Paying for the land is just his first hurdle. He will owe property tax, unless he donates it back to a non-profit org.

trouthunter
MODERATOR REVIEW CORPS
998 reviewer rep
3,475 forum posts
January 10, 2009 at 3:40 p.m. (EST)

I am surprised DeChristopher did not have to provide proof (like a financial statement from a bank) of his ability to pay off on his bid before the auction. That is quite often a prerequisite for bidding in higher priced auctions.
He may well have had good intentions, but what he did was fraudulent, period.

mikekey
19 reviewer rep
160 forum posts
January 10, 2009 at 7:51 p.m. (EST)

I am surprised DeChristopher did not have to provide proof (like a financial statement from a bank) of his ability to pay off on his bid before the auction. That is quite often a prerequisite for bidding in higher priced auctions.
He may well have had good intentions, but what he did was fraudulent, period.

It's the government, do they check anything?

Alicia
TRAILSPACE STAFF
588 reviewer rep
3,024 forum posts
January 10, 2009 at 8:05 p.m. (EST)

He raised the first $45,000, but now has to see if BLM will even accept it. Here's DeChristopher's letter from yesterday:
http://www.bidder70.org/articles/view/136621/

If he decided to raise the full amount, I suspect he would donate it to a non-profit conservation group of some sort, but I don't think that's necessarily his end goal.

I think he wanted to delay the auction and the transfer of the public land until the Obama Administration takes over. He's basically buying time.

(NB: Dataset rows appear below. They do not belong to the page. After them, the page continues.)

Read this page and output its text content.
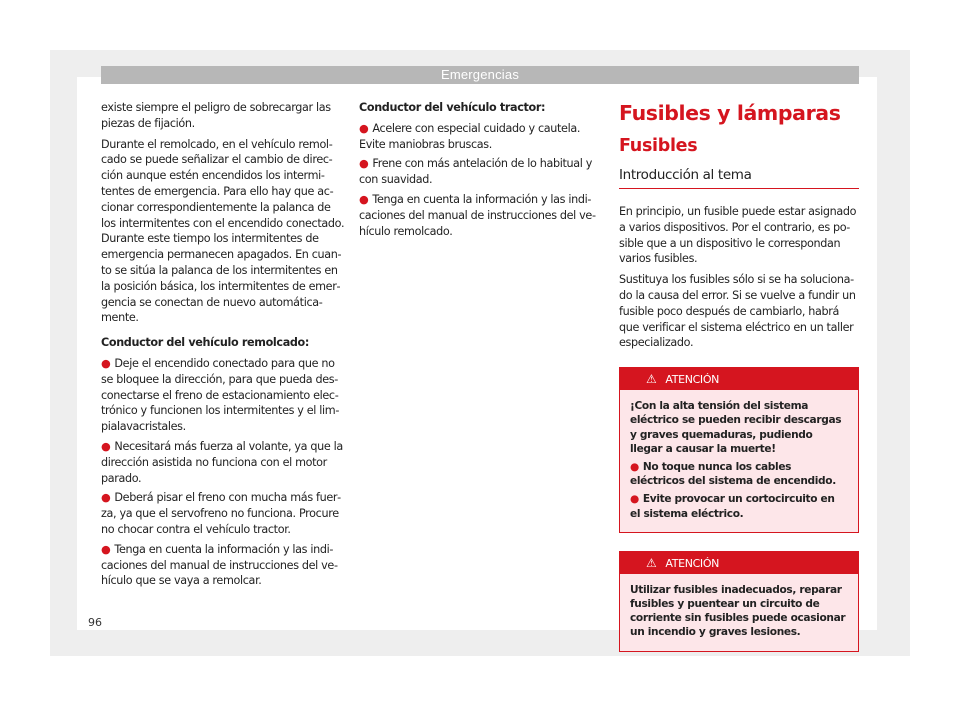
Emergencias

existe siempre el peligro de sobrecargar las piezas de fijación.

Durante el remolcado, en el vehículo remolcado se puede señalizar el cambio de dirección aunque estén encendidos los intermitentes de emergencia. Para ello hay que accionar correspondientemente la palanca de los intermitentes con el encendido conectado. Durante este tiempo los intermitentes de emergencia permanecen apagados. En cuanto se sitúa la palanca de los intermitentes en la posición básica, los intermitentes de emergencia se conectan de nuevo automáticamente.

Conductor del vehículo remolcado:

● Deje el encendido conectado para que no se bloquee la dirección, para que pueda desconectarse el freno de estacionamiento electrónico y funcionen los intermitentes y el limpialavacristales.
● Necesitará más fuerza al volante, ya que la dirección asistida no funciona con el motor parado.
● Deberá pisar el freno con mucha más fuerza, ya que el servofreno no funciona. Procure no chocar contra el vehículo tractor.
● Tenga en cuenta la información y las indicaciones del manual de instrucciones del vehículo que se vaya a remolcar.

Conductor del vehículo tractor:

● Acelere con especial cuidado y cautela. Evite maniobras bruscas.
● Frene con más antelación de lo habitual y con suavidad.
● Tenga en cuenta la información y las indicaciones del manual de instrucciones del vehículo remolcado.
Fusibles y lámparas
Fusibles
Introducción al tema

En principio, un fusible puede estar asignado a varios dispositivos. Por el contrario, es posible que a un dispositivo le correspondan varios fusibles.

Sustituya los fusibles sólo si se ha solucionado la causa del error. Si se vuelve a fundir un fusible poco después de cambiarlo, habrá que verificar el sistema eléctrico en un taller especializado.

⚠ ATENCIÓN

¡Con la alta tensión del sistema eléctrico se pueden recibir descargas y graves quemaduras, pudiendo llegar a causar la muerte!

● No toque nunca los cables eléctricos del sistema de encendido.

● Evite provocar un cortocircuito en el sistema eléctrico.

⚠ ATENCIÓN

Utilizar fusibles inadecuados, reparar fusibles y puentear un circuito de corriente sin fusibles puede ocasionar un incendio y graves lesiones.

96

I also was surprised that someone could go to an auction like that without showing proof of funds. I doubt that will be the case in the future.

Whether or not you agree with DeChristopher's motives, I think it was a pretty ingenious move.

RockyMountainMark
2 reviewer rep
3 forum posts
January 27, 2009 at 6:50 p.m. (EST)

I was proud to learn that Tim has close ties to my home town. Both Tim's mom and I call Buena Vista, CO home. Way to go Tim! You did what more of us should have. Congratulations on the success of your fund-raising on your web site. Your bold actions would make Ed Abby proud.

Alicia
TRAILSPACE STAFF
588 reviewer rep
3,024 forum posts
January 28, 2009 at 9:27 a.m. (EST)

For anyone looking for an update, I read the following on the Outdoor Industry Association site:

Court Halts Oil and Gas Lease Sale in Utah Wildlands

A Utah court has barred the Bureau of Land Management (BLM) from issuing oil and gas leases on more than 110,000 acres of Utah wild lands. The court sided with a coalition of environmental groups in issuing the restraining order which prevents the BLM from cashing checks on the leases that were sold at a sale last month.

The court found that the conservation groups "have shown a likelihood of success on the merits" and that the "'development of domestic energy resources' … is far outweighed by the public interest in avoiding irreparable damage to public lands and the environment." The merits of the case will be heard later in 2009.

The contested areas near Arches and Canyonlands National Parks, Dinosaur National Monument and Nine Mile Canyon include lands that contain the nation's greatest density of ancient rock art and other cultural resources. These lands were recently opened to oil drilling through resource management plans that have serious ramifications for three million acres of public lands in Utah.

OIA joined other groups in protesting both the lease sales and the final management plans which failed to strike an appropriate balance between energy extraction and protecting lands for recreation.